Research on metabolic reprogramming in cancer is progressing at an unprecedented pace. FBPase, one of the rate-limiting enzymes responsible for gluconeogenesis, is usually found to be downregulated in many cancers and is treated as a tumour-suppressor gene. Meanwhile, these results should be interpreted with caution due to only one to two publications in some cancer types such as in colon cancer, pancreatic cancer and small intestinal neuroendocrine tumor. In most cancers, FBPase goes far beyond its enzymatic function, as it is located inside the cell nucleus and is efficacious through a catalytic-activity-independent mechanism via direct interaction with other genes. In our opinion, to maintain rapid proliferation and differentiation, all cancer cells will confront a microenvironmental energy crisis, including the intrinsic shortage of metabolic substrates and energy as well as the external deterioration of the microenvironment due to factors such as hypoxia, acidosis and hypoglycaemia. To overcome all these unfavourable growth conditions, cancer cells have to reprogram their metabolic and epigenetic phenotypes through the activation of oncogenes and inactivation of tumour-suppressor genes, altering the pattern of epigenetic modification and leading to the aberrant expression of numerous genes, including those involved in metabolic rate-limiting, metastasis or differentiation. Therefore, it is not surprising to find an aberrant epigenetic modification of FBPase in cancer. Furthermore, it is also not surprising to find a close correlation between FBPase expression and transcriptional factors such as HIF, EMT transcriptional factors and cancer differentiation. However, the complete mechanism underlying the interplay of FBPase and other genes is complicated and unclear. Does noncoding RNA play an important role in the regulation of FBPase expression? What is the meaning and intrinsic mechanism of the interplay between aberrant FBPase and other cancer hallmarks? Investigating the role of FBPase in CSCs and apoptosis, for example, will promote our understanding of cell differentiation and programmed cell death and reveal new clues for combating cancer.

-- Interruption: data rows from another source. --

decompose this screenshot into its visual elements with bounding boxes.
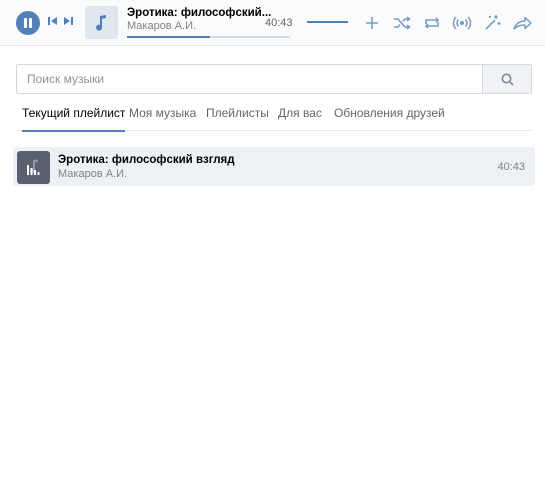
audio-player: Эротика: философский... Макаров А.И. 40:… — [0, 0, 545, 46]
pause-icon — [24, 18, 27, 28]
player-track-artist[interactable]: Макаров А.И. — [127, 20, 196, 32]
recommendations-button[interactable] — [481, 12, 503, 34]
recommendations-icon — [485, 15, 501, 30]
search-button[interactable] — [482, 65, 531, 93]
playback-progress-fill — [127, 36, 211, 38]
next-icon[interactable] — [63, 16, 73, 26]
now-playing-icon — [27, 159, 40, 175]
repeat-button[interactable] — [421, 12, 443, 34]
broadcast-button[interactable] — [451, 12, 473, 34]
player-track-time[interactable]: 40:43 — [265, 17, 293, 29]
pause-icon-bar — [29, 18, 32, 28]
tab-playlists[interactable]: Плейлисты — [206, 96, 269, 131]
track-cover[interactable] — [17, 151, 50, 184]
player-track-title[interactable]: Эротика: философский... — [127, 7, 271, 19]
album-cover — [85, 6, 118, 39]
shuffle-button[interactable] — [391, 12, 413, 34]
tab-current-playlist[interactable]: Текущий плейлист — [22, 96, 126, 132]
tab-for-you[interactable]: Для вас — [278, 96, 322, 131]
track-artist[interactable]: Макаров А.И. — [58, 168, 127, 180]
search-input[interactable] — [17, 65, 483, 93]
music-note-icon — [96, 15, 106, 31]
add-button[interactable] — [361, 12, 383, 34]
share-icon — [513, 16, 532, 30]
tab-my-music[interactable]: Моя музыка — [129, 96, 196, 131]
music-tabs: Текущий плейлист Моя музыка Плейлисты Дл… — [16, 96, 532, 132]
share-button[interactable] — [511, 12, 533, 34]
shuffle-icon — [394, 16, 411, 30]
previous-icon[interactable] — [48, 16, 58, 26]
add-icon — [366, 17, 378, 29]
track-duration: 40:43 — [497, 161, 525, 173]
pause-button[interactable] — [16, 11, 40, 35]
music-search — [16, 64, 532, 94]
volume-slider[interactable] — [307, 21, 348, 23]
track-title[interactable]: Эротика: философский взгляд — [58, 154, 235, 166]
volume-fill — [307, 21, 348, 23]
broadcast-icon — [452, 16, 472, 30]
search-icon — [501, 73, 514, 86]
track-row[interactable]: Эротика: философский взгляд Макаров А.И.… — [13, 147, 535, 186]
playback-progress-bar[interactable] — [127, 36, 290, 38]
repeat-icon — [424, 17, 440, 29]
tab-friends-updates[interactable]: Обновления друзей — [334, 96, 445, 131]
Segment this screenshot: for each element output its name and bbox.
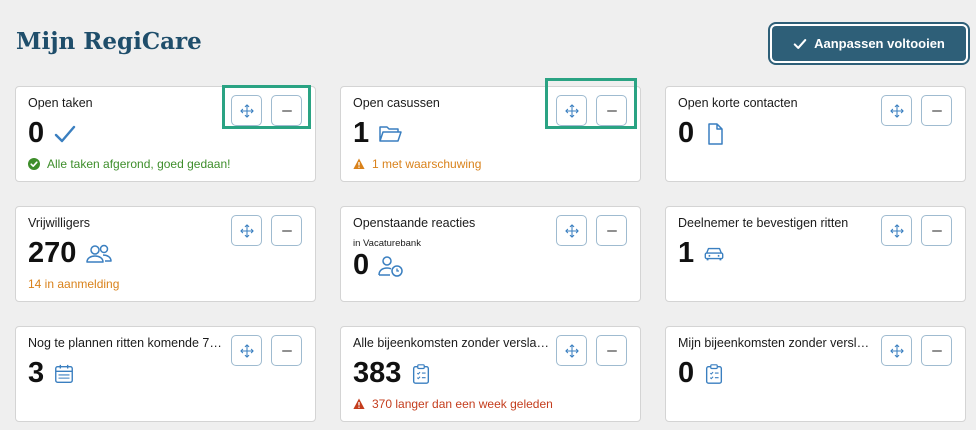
dashboard-page: Mijn RegiCare Aanpassen voltooien Open t… [0, 0, 976, 430]
finish-customizing-button[interactable]: Aanpassen voltooien [772, 26, 966, 61]
warning-icon [353, 398, 365, 409]
move-icon [239, 103, 254, 118]
widget-openstaande-reacties: Openstaande reacties in Vacaturebank 0 [340, 206, 641, 302]
widget-status-text: Alle taken afgerond, goed gedaan! [47, 157, 231, 171]
page-title: Mijn RegiCare [16, 28, 202, 55]
remove-widget-button[interactable] [271, 335, 302, 366]
widget-status: 14 in aanmelding [28, 277, 119, 291]
widget-value: 1 [678, 237, 695, 269]
widget-value: 0 [353, 249, 370, 281]
widget-open-casussen: Open casussen 1 1 met waarschuwing [340, 86, 641, 182]
finish-customizing-label: Aanpassen voltooien [814, 36, 945, 51]
widget-metric: 1 [678, 239, 725, 268]
minus-icon [281, 109, 292, 112]
widget-vrijwilligers: Vrijwilligers 270 14 in aanmelding [15, 206, 316, 302]
widget-status: Alle taken afgerond, goed gedaan! [28, 157, 230, 171]
remove-widget-button[interactable] [596, 95, 627, 126]
move-icon [889, 343, 904, 358]
minus-icon [606, 109, 617, 112]
check-icon [793, 38, 807, 49]
minus-icon [281, 229, 292, 232]
folder-open-icon [378, 122, 402, 146]
widget-value: 0 [678, 117, 695, 149]
widget-status-text: 370 langer dan een week geleden [372, 397, 553, 411]
widget-metric: 0 [28, 119, 77, 148]
widget-open-taken: Open taken 0 Alle taken afgerond, goed g… [15, 86, 316, 182]
move-widget-button[interactable] [556, 215, 587, 246]
document-icon [703, 122, 727, 146]
minus-icon [281, 349, 292, 352]
widget-title: Alle bijeenkomsten zonder verslaglegging [353, 336, 549, 350]
move-widget-button[interactable] [881, 335, 912, 366]
widget-title: Open taken [28, 96, 93, 110]
move-icon [889, 103, 904, 118]
move-widget-button[interactable] [231, 215, 262, 246]
check-circle-icon [28, 158, 40, 170]
widget-title: Open korte contacten [678, 96, 798, 110]
widget-metric: 1 [353, 119, 402, 148]
widget-open-korte-contacten: Open korte contacten 0 [665, 86, 966, 182]
widget-value: 0 [678, 357, 695, 389]
minus-icon [931, 349, 942, 352]
move-icon [564, 223, 579, 238]
clipboard-list-icon [703, 363, 725, 385]
widget-value: 270 [28, 237, 77, 269]
widget-title: Vrijwilligers [28, 216, 91, 230]
widget-title: Openstaande reacties [353, 216, 476, 230]
move-widget-button[interactable] [881, 95, 912, 126]
check-icon [53, 122, 77, 146]
move-icon [239, 343, 254, 358]
widget-value: 1 [353, 117, 370, 149]
widget-title: Mijn bijeenkomsten zonder verslaglegging [678, 336, 874, 350]
move-icon [564, 103, 579, 118]
widget-value: 0 [28, 117, 45, 149]
widget-metric: 0 [353, 251, 404, 280]
move-widget-button[interactable] [881, 215, 912, 246]
widget-value: 383 [353, 357, 402, 389]
minus-icon [931, 109, 942, 112]
widget-title: Deelnemer te bevestigen ritten [678, 216, 849, 230]
remove-widget-button[interactable] [596, 335, 627, 366]
move-icon [239, 223, 254, 238]
widget-status-text: 1 met waarschuwing [372, 157, 482, 171]
move-icon [889, 223, 904, 238]
move-widget-button[interactable] [556, 335, 587, 366]
widget-status: 1 met waarschuwing [353, 157, 481, 171]
remove-widget-button[interactable] [921, 215, 952, 246]
remove-widget-button[interactable] [271, 215, 302, 246]
warning-icon [353, 158, 365, 169]
widget-nog-te-plannen-ritten: Nog te plannen ritten komende 7 dagen 3 [15, 326, 316, 422]
widget-value: 3 [28, 357, 45, 389]
user-clock-icon [378, 254, 404, 278]
widget-metric: 270 [28, 239, 113, 268]
car-icon [703, 243, 725, 265]
minus-icon [606, 229, 617, 232]
minus-icon [931, 229, 942, 232]
remove-widget-button[interactable] [921, 335, 952, 366]
move-widget-button[interactable] [231, 95, 262, 126]
widget-title: Open casussen [353, 96, 440, 110]
widget-subtitle: in Vacaturebank [353, 238, 421, 249]
widget-metric: 0 [678, 119, 727, 148]
remove-widget-button[interactable] [596, 215, 627, 246]
move-icon [564, 343, 579, 358]
widget-status-text: 14 in aanmelding [28, 277, 120, 291]
widget-status: 370 langer dan een week geleden [353, 397, 553, 411]
minus-icon [606, 349, 617, 352]
remove-widget-button[interactable] [921, 95, 952, 126]
remove-widget-button[interactable] [271, 95, 302, 126]
widget-metric: 383 [353, 359, 432, 388]
clipboard-list-icon [410, 363, 432, 385]
widget-deelnemer-ritten: Deelnemer te bevestigen ritten 1 [665, 206, 966, 302]
move-widget-button[interactable] [231, 335, 262, 366]
widget-mijn-bijeenkomsten: Mijn bijeenkomsten zonder verslaglegging… [665, 326, 966, 422]
widget-metric: 0 [678, 359, 725, 388]
users-icon [85, 242, 113, 266]
move-widget-button[interactable] [556, 95, 587, 126]
widget-metric: 3 [28, 359, 75, 388]
widget-alle-bijeenkomsten: Alle bijeenkomsten zonder verslaglegging… [340, 326, 641, 422]
widget-title: Nog te plannen ritten komende 7 dagen [28, 336, 224, 350]
calendar-icon [53, 363, 75, 385]
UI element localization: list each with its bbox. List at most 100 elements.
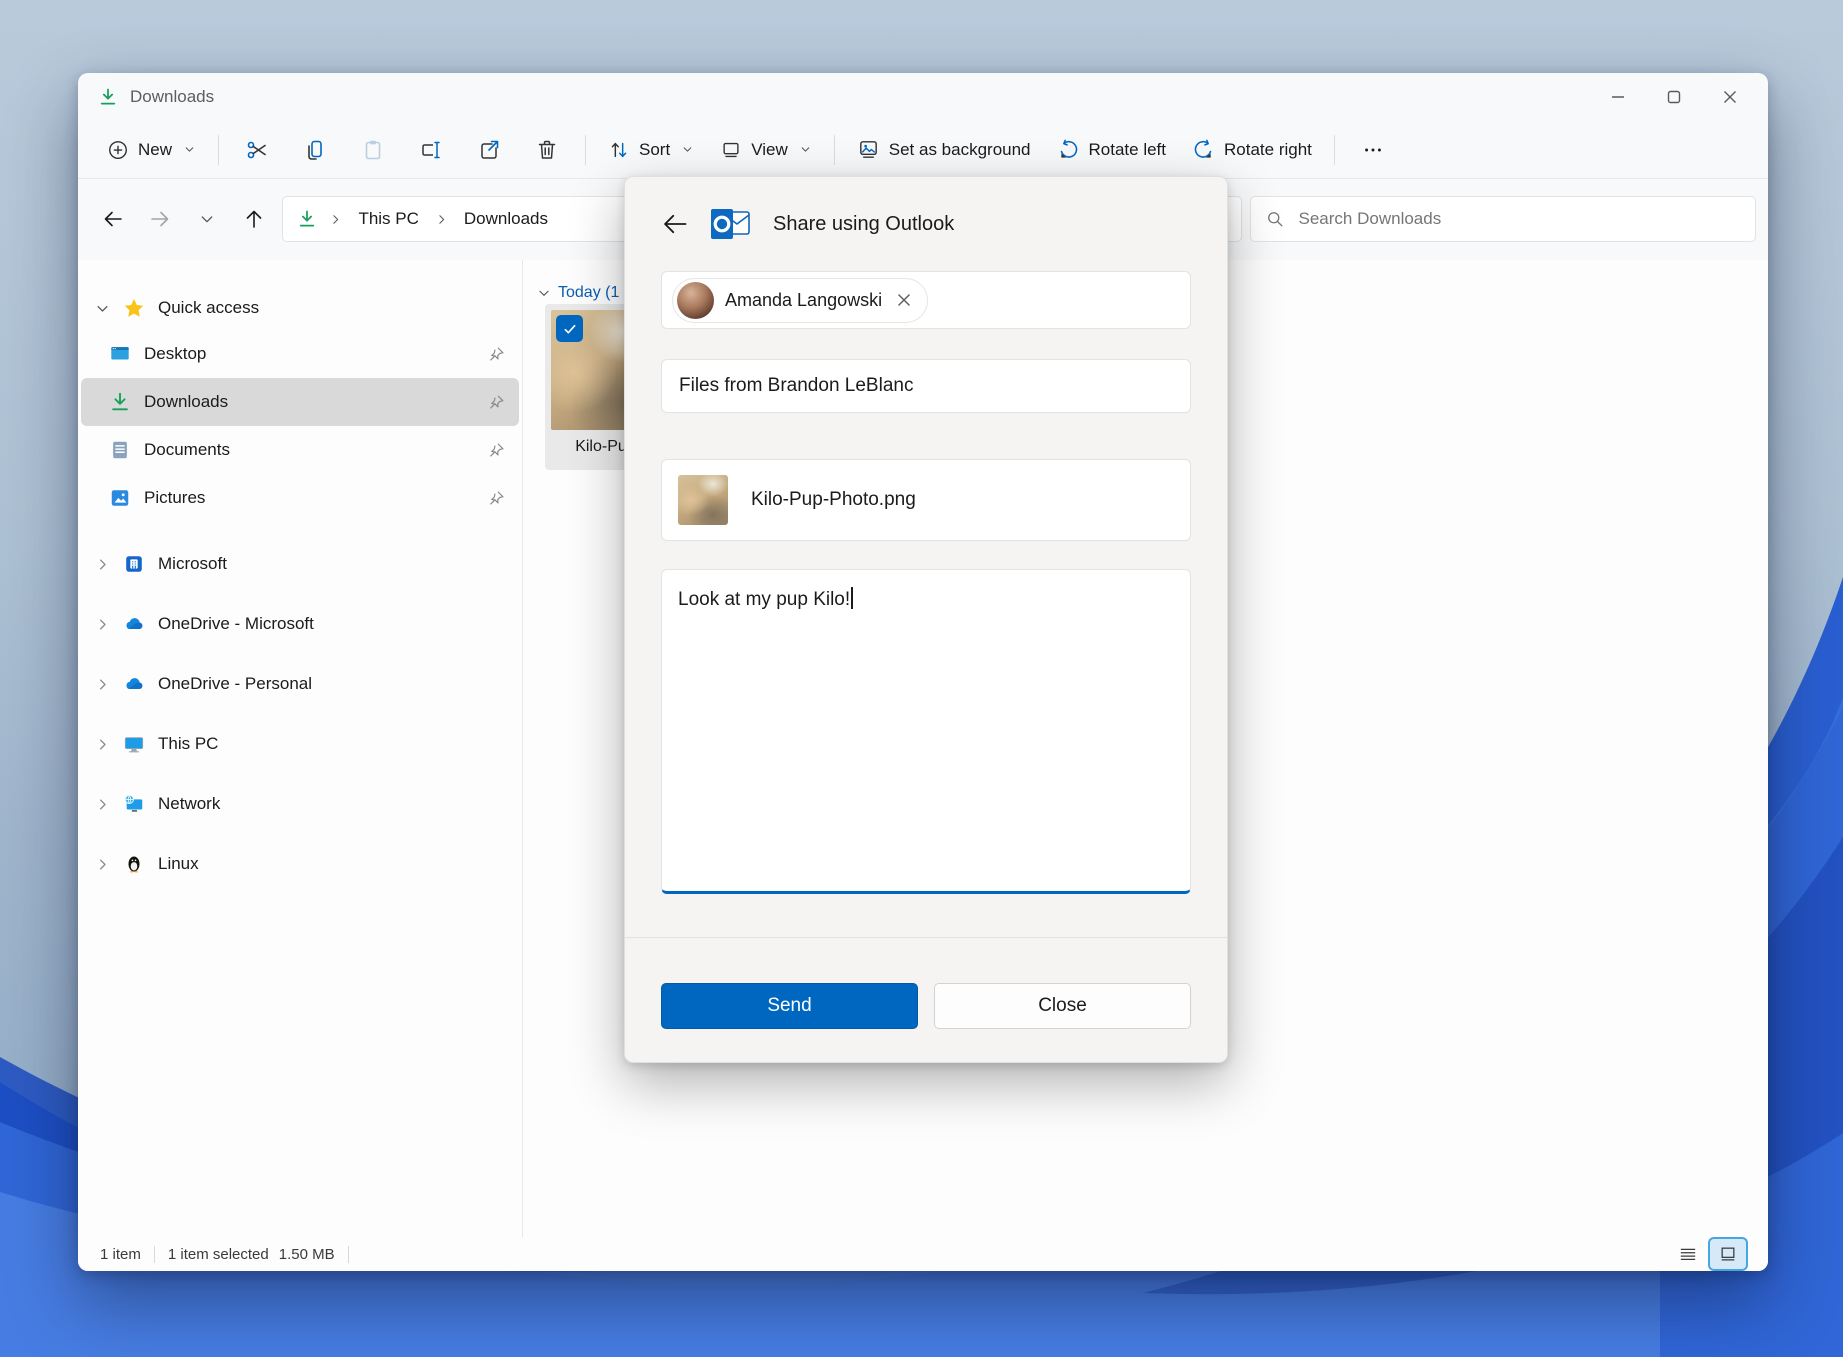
chevron-right-icon [95,677,110,692]
new-button[interactable]: New [94,129,209,171]
sidebar-item-desktop[interactable]: Desktop [81,330,519,378]
breadcrumb-this-pc[interactable]: This PC [354,207,422,231]
maximize-button[interactable] [1646,77,1702,117]
desktop-icon [109,343,131,365]
sidebar-item-label: Quick access [158,298,259,318]
details-view-button[interactable] [1670,1239,1706,1269]
send-button[interactable]: Send [661,983,918,1029]
recipient-field[interactable]: Amanda Langowski [661,271,1191,329]
minimize-button[interactable] [1590,77,1646,117]
chevron-down-icon [537,286,551,300]
group-header-today[interactable]: Today (1 [537,284,619,302]
item-count: 1 item [100,1246,141,1263]
delete-icon [535,138,559,162]
sidebar-item-downloads[interactable]: Downloads [81,378,519,426]
window-title: Downloads [130,87,214,107]
pin-icon [488,490,505,507]
chevron-down-icon [799,143,812,156]
recipient-chip[interactable]: Amanda Langowski [672,278,928,323]
minimize-icon [1607,86,1629,108]
downloads-icon [297,209,317,229]
new-plus-icon [107,139,129,161]
remove-recipient-icon[interactable] [893,289,915,311]
downloads-icon [98,87,118,107]
search-box [1250,196,1757,242]
sidebar-tree: Microsoft OneDrive - Microsoft [78,534,522,894]
delete-button[interactable] [518,129,576,171]
sidebar-item-documents[interactable]: Documents [81,426,519,474]
selection-count: 1 item selected [168,1246,269,1263]
pin-icon [488,394,505,411]
breadcrumb-chevron-icon [435,213,448,226]
status-divider [154,1246,155,1263]
chevron-right-icon [95,557,110,572]
maximize-icon [1663,86,1685,108]
recent-locations-button[interactable] [184,198,231,240]
chevron-right-icon [95,617,110,632]
sidebar-item-label: Network [158,794,220,814]
close-dialog-button[interactable]: Close [934,983,1191,1029]
up-button[interactable] [231,198,278,240]
rotate-left-label: Rotate left [1089,140,1167,160]
close-button[interactable] [1702,77,1758,117]
toolbar-divider [1334,135,1335,165]
back-icon[interactable] [661,210,689,238]
downloads-icon [109,391,131,413]
back-button[interactable] [90,198,137,240]
sidebar-item-onedrive-microsoft[interactable]: OneDrive - Microsoft [81,594,519,654]
copy-icon [303,138,327,162]
view-icon [720,139,742,161]
rotate-right-button[interactable]: Rotate right [1179,129,1325,171]
see-more-icon [1362,139,1384,161]
attachment-card[interactable]: Kilo-Pup-Photo.png [661,459,1191,541]
group-header-label: Today (1 [558,284,619,302]
dialog-header: Share using Outlook [625,177,1227,241]
paste-button[interactable] [344,129,402,171]
chevron-down-icon [199,211,215,227]
recipient-avatar [677,282,714,319]
view-button[interactable]: View [707,129,825,171]
onedrive-icon [123,673,145,695]
search-input[interactable] [1299,209,1742,229]
forward-button[interactable] [137,198,184,240]
chevron-right-icon [95,797,110,812]
sidebar-item-this-pc[interactable]: This PC [81,714,519,774]
large-icons-view-button[interactable] [1710,1239,1746,1269]
message-field[interactable]: Look at my pup Kilo! [661,569,1191,894]
sidebar-item-label: Documents [144,440,230,460]
sidebar-item-onedrive-personal[interactable]: OneDrive - Personal [81,654,519,714]
chevron-right-icon [95,857,110,872]
rename-button[interactable] [402,129,460,171]
chevron-down-icon [681,143,694,156]
sidebar-item-linux[interactable]: Linux [81,834,519,894]
sidebar-item-network[interactable]: Network [81,774,519,834]
see-more-button[interactable] [1344,129,1402,171]
set-background-button[interactable]: Set as background [844,129,1044,171]
subject-input[interactable] [662,375,1190,397]
sort-button[interactable]: Sort [595,129,707,171]
status-bar: 1 item 1 item selected 1.50 MB [78,1237,1768,1271]
status-divider [348,1246,349,1263]
toolbar-divider [218,135,219,165]
selection-checkbox[interactable] [556,315,583,342]
sidebar-item-microsoft[interactable]: Microsoft [81,534,519,594]
rotate-left-button[interactable]: Rotate left [1044,129,1180,171]
breadcrumb-downloads[interactable]: Downloads [460,207,552,231]
sidebar-item-quick-access[interactable]: Quick access [81,286,519,330]
sidebar-item-label: Downloads [144,392,228,412]
new-button-label: New [138,140,172,160]
share-button[interactable] [460,129,518,171]
cut-button[interactable] [228,129,286,171]
microsoft-icon [123,553,145,575]
star-icon [123,297,145,319]
breadcrumb-chevron-icon [329,213,342,226]
forward-icon [148,207,172,231]
copy-button[interactable] [286,129,344,171]
documents-icon [109,439,131,461]
dialog-footer: Send Close [625,937,1227,1062]
view-toggles [1670,1239,1746,1269]
sort-icon [608,139,630,161]
sidebar-item-label: This PC [158,734,218,754]
set-background-label: Set as background [889,140,1031,160]
sidebar-item-pictures[interactable]: Pictures [81,474,519,522]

Several problems remain to be solved for the use of FBPase as a target in cancer treatment. One main obstacle is the identification of distinct regulatory markers exclusive to aberrant FBPase. Without this knowledge, drugs targeting aberrant FBPase with higher specificity but fewer side effects can’t be found or designed. Another problem is identifying the optimal timing for the use of FBPase-targeting drugs, as these drugs may have completely different effects at different stages of progression of different types of cancer. These drugs may induce a switch from aerobic glycolysis to OXPHOS and inhibit the aggressive phenotypes of some cancers; meanwhile, in other circumstances, they may help promote the survival of cancer cells and sustain metastasis. Co-treatment of drugs targeting FBPase with conventional chemotherapy is promising, as expression of FBPase promotes differentiation and apoptosis and inhibits the chemoresistance of cancer cells. However, the efficacy of cancer drugs targeting FBPase warrants further investigation in the real world.